Coxeter groups appear in mathematics as symmetry groups of many objects, in particular, symmetry groups of regular polyhedra (the five Platonic solids known already to ancient Greeks) as well as symmetry groups of many tilings used both in art and real life. Cluster algebras is a very recent notion introduced by Fomin and Zelevinsky in 2002. Soon after that, it turned out that cluster algebras are connected to many other fields in mathematics, such as combinatorics of polytopes, representation theory, Poisson geometry, Teichmuller theory, integrable systems. These connections brought together researchers from many different branches of mathematics and mathematical physics, which induced amazingly rapid growth both of the theory of cluster algebras and of related fields.It was known since introduction of cluster algebras that some cluster algebras are connected to some Coxeter groups. More precisely, finite cluster algebras (the only ones which are finitely generated) are enumerated by finite crystallographic Coxeter groups. The first aim of this proposal is to push this correspondence further to the next complexity class of cluster algebras (called cluster algebras of finite mutation type and including a large class of cluster algebras arising from triangulated boardered surfaces). Algebras from this class should correspond to certain quotients of Coxeter group. For algebras arising from surfaces, the relations in the constructed group should correspond to certain paths on the surface.There are many natural questions arising once the correspondence between algebras and groups constructed. In particular, it is interesting to know if some of the groups constructed as quotients of Coxeter groups are Coxeter groups themselves? Can the constructed group be finite if the cluster algebra is not a finite one? Do different algebras induce different groups? How the obtained group is connected to the initial surface, in the case of a surface algebra?As one of the applications of the theory, we will construct finite volume hyperbolic manifolds with large symmetry groups.

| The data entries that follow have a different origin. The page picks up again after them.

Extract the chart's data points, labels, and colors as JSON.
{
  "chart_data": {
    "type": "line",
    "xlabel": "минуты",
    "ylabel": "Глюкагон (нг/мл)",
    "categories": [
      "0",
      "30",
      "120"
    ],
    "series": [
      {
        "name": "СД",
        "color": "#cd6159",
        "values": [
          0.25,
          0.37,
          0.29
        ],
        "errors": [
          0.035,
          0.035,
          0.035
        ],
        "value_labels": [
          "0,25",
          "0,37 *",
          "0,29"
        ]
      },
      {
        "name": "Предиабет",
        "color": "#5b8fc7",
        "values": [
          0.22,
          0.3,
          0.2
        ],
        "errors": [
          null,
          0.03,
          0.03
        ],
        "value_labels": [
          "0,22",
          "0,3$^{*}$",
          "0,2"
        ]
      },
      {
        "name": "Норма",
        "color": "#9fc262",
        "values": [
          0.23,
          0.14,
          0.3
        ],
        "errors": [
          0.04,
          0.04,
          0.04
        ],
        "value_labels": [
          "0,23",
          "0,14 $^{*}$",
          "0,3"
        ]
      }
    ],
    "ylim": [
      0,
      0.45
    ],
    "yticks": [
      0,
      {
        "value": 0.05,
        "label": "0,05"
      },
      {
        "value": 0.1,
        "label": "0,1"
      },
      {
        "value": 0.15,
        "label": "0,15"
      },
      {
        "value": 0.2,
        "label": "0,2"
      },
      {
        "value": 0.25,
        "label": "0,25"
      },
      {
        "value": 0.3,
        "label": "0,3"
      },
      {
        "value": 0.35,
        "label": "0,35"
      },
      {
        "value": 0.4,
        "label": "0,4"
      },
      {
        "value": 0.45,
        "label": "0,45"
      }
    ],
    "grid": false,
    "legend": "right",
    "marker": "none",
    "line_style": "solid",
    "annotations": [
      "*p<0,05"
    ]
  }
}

考克斯特群在数学中作为许多对象的对称群出现，特别是正多面体的对称群（古希腊人已经知道的五个柏拉图立体）以及艺术和真实的生活中使用的许多瓷砖的对称群。簇代数是Fomin和Zelevinsky在2002年提出的一个非常新的概念。不久之后，事实证明，簇代数与数学中的许多其他领域有关，例如多面体组合学，表示论，泊松几何，Teichmuller理论，可积系统。这些联系汇集了来自数学和数学物理的许多不同分支的研究人员，这引起了令人惊讶的快速增长理论的集群代数和相关领域。这是已知的，因为介绍了集群代数，一些集群代数连接到一些考克斯特群。更确切地说，有限簇代数（唯一的那些是双生成的）是由有限晶体Coxeter群枚举的。这个建议的第一个目的是将这种对应进一步推到簇代数的下一个复杂类（称为有限突变型簇代数，包括由三角化边界曲面产生的一大类簇代数）。这类代数应该对应于Coxeter群的某些子代数。对于由曲面生成的代数，所构造的群中的关系应该对应于曲面上的某些路，一旦构造了代数与群之间的对应关系，就会产生许多自然问题。特别是，它是有趣的知道，如果一些组构造为coxeter群的替代品是Coxeter群本身？如果簇代数不是有限的，那么所构造的群能是有限的吗？不同的代数能导出不同的群吗？在曲面代数的情况下，所得到的群如何与初始曲面相连？作为理论的应用之一，我们将构造具有大对称群的有限体积双曲流形。